Scientific classification
- Kingdom: Animalia
- Phylum: Chordata
- Class: Amphibia
- Order: Anura
- Family: Hylidae
- Genus: Boana
- Species: B. rufitela
- Binomial name: Boana rufitela (Fouquette, 1961)
- Synonyms: Hyla rufitela Fouquette, 1961; Hypsiboas rufitelus (Fouquette, 1961);

= Canal Zone tree frog =

- Authority: (Fouquette, 1961)
- Conservation status: LC
- Synonyms: Hyla rufitela Fouquette, 1961, Hypsiboas rufitelus (Fouquette, 1961)

Species of amphibian

The Canal Zone tree frog (Boana rufitela) is a species of frog in the family Hylidae found in the Caribbean lowlands of eastern Nicaragua, Costa Rica, and central Panama, as well as the Pacific lowlands of Colombia, although the latter records are uncertain and may refer to Boana rosenbergi.

==Description==
Boana rufitela is a medium-sized tree frog. Males measure 39–44 mm in snout–urostyle length and females 46–48 mm. It is green above, with profuse, tiny, dark punctations and usually scattered dark spots. Fingers are about one-half and toes three-fourths webbed.
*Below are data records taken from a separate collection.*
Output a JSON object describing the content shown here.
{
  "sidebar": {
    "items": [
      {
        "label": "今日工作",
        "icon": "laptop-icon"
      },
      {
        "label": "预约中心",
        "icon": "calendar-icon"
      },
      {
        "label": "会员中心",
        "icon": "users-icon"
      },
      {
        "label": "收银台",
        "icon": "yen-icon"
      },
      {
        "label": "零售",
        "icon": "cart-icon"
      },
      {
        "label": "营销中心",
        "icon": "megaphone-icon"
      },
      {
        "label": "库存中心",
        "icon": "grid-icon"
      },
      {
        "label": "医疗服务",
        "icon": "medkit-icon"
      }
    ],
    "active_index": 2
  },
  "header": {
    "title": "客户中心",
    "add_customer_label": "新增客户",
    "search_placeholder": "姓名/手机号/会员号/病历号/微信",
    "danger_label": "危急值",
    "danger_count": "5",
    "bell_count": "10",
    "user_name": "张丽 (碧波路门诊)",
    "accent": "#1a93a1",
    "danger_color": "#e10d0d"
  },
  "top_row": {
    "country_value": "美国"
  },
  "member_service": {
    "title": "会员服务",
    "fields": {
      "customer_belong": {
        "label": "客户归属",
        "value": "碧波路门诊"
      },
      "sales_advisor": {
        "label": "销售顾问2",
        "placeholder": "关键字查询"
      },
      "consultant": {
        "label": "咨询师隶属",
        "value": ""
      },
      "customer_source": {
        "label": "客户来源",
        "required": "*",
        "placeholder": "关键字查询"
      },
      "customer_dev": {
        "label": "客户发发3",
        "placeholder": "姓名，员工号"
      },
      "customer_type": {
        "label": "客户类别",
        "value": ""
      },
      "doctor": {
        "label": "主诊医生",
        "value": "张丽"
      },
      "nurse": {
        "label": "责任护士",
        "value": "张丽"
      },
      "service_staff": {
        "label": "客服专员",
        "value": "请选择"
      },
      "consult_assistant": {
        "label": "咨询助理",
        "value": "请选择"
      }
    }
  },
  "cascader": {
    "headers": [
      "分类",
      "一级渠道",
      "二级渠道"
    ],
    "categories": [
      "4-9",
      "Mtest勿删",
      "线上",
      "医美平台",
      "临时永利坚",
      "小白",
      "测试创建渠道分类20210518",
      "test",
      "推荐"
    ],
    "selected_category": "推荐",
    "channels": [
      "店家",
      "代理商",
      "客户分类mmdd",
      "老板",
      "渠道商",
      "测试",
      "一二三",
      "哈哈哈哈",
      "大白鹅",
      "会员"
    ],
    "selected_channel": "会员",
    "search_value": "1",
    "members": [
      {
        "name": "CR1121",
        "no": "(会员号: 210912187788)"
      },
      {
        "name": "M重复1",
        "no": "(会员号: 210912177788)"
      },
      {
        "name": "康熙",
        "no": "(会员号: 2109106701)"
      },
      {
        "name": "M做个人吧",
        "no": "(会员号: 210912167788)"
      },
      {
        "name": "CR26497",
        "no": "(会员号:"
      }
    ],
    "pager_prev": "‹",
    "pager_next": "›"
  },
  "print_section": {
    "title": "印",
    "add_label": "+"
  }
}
Males have a distinct pollex rudiment bearing a spine.

==Habitat==
Its natural habitats are humid lowland forests. It tolerates some disturbance and can be found in open areas close to forest. Breeding takes place in swamps surrounded by trees. It is a locally common tree frog in the appropriate habitat.